Foundation World Models¶

Foundation world models are large-scale models trained on diverse data that learn general-purpose representations of physical dynamics and world structure. They represent the convergence of world models, video generation, and foundation model scaling.

From Task-Specific to Foundation Models¶

Traditional world models are trained on data from a single environment.
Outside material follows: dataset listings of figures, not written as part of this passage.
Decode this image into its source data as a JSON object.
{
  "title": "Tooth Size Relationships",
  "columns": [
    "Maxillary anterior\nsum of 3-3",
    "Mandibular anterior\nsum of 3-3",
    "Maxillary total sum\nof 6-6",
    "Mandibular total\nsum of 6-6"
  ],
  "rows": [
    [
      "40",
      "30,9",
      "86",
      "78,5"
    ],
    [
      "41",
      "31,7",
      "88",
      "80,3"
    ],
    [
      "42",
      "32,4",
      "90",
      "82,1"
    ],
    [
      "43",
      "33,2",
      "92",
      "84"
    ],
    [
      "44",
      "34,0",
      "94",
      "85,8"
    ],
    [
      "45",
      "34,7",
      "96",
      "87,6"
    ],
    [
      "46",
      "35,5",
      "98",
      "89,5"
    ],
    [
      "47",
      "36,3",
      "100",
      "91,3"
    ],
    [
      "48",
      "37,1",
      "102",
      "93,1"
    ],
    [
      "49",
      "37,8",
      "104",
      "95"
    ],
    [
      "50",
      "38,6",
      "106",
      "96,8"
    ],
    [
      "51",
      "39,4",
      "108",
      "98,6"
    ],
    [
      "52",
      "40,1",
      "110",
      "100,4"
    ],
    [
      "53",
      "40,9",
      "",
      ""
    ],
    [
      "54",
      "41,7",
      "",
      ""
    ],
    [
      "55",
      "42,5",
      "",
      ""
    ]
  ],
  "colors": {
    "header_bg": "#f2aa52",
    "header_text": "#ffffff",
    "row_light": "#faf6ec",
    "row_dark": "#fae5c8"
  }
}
Foundation world models aim for broad generalization:

Aspect	Task-Specific	Foundation
Training data	One environment	Diverse videos, games, simulations
Generalization	Single task	Novel environments, tasks, embodiments
Scale	Small (millions params)	Large (billions params)
Interaction	Action-conditioned	Action, text, layout conditioned

Key Models¶

Genie (Google DeepMind, 2024)¶

Genie (Generative Interactive Environment) learns a controllable world model from unlabeled internet videos.

Architecture:

Video Tokenizer: Spatiotemporal VQ-VAE encodes video into discrete tokens
Latent Action Model: Infers latent actions between consecutive frames (no action labels needed!)
Dynamics Model: Transformer predicts next frame tokens given current tokens and latent action

Key insight: By learning latent actions from video alone (no action labels), Genie can create playable environments from a single image prompt.

Capabilities:

Generate interactive 2D environments from a single image
Consistent world dynamics (gravity, collisions, etc.)
Trained on 200K+ hours of 2D platformer gameplay video

UniSim (UC Berkeley, 2023)¶

UniSim is a universal simulator trained on diverse real-world data sources.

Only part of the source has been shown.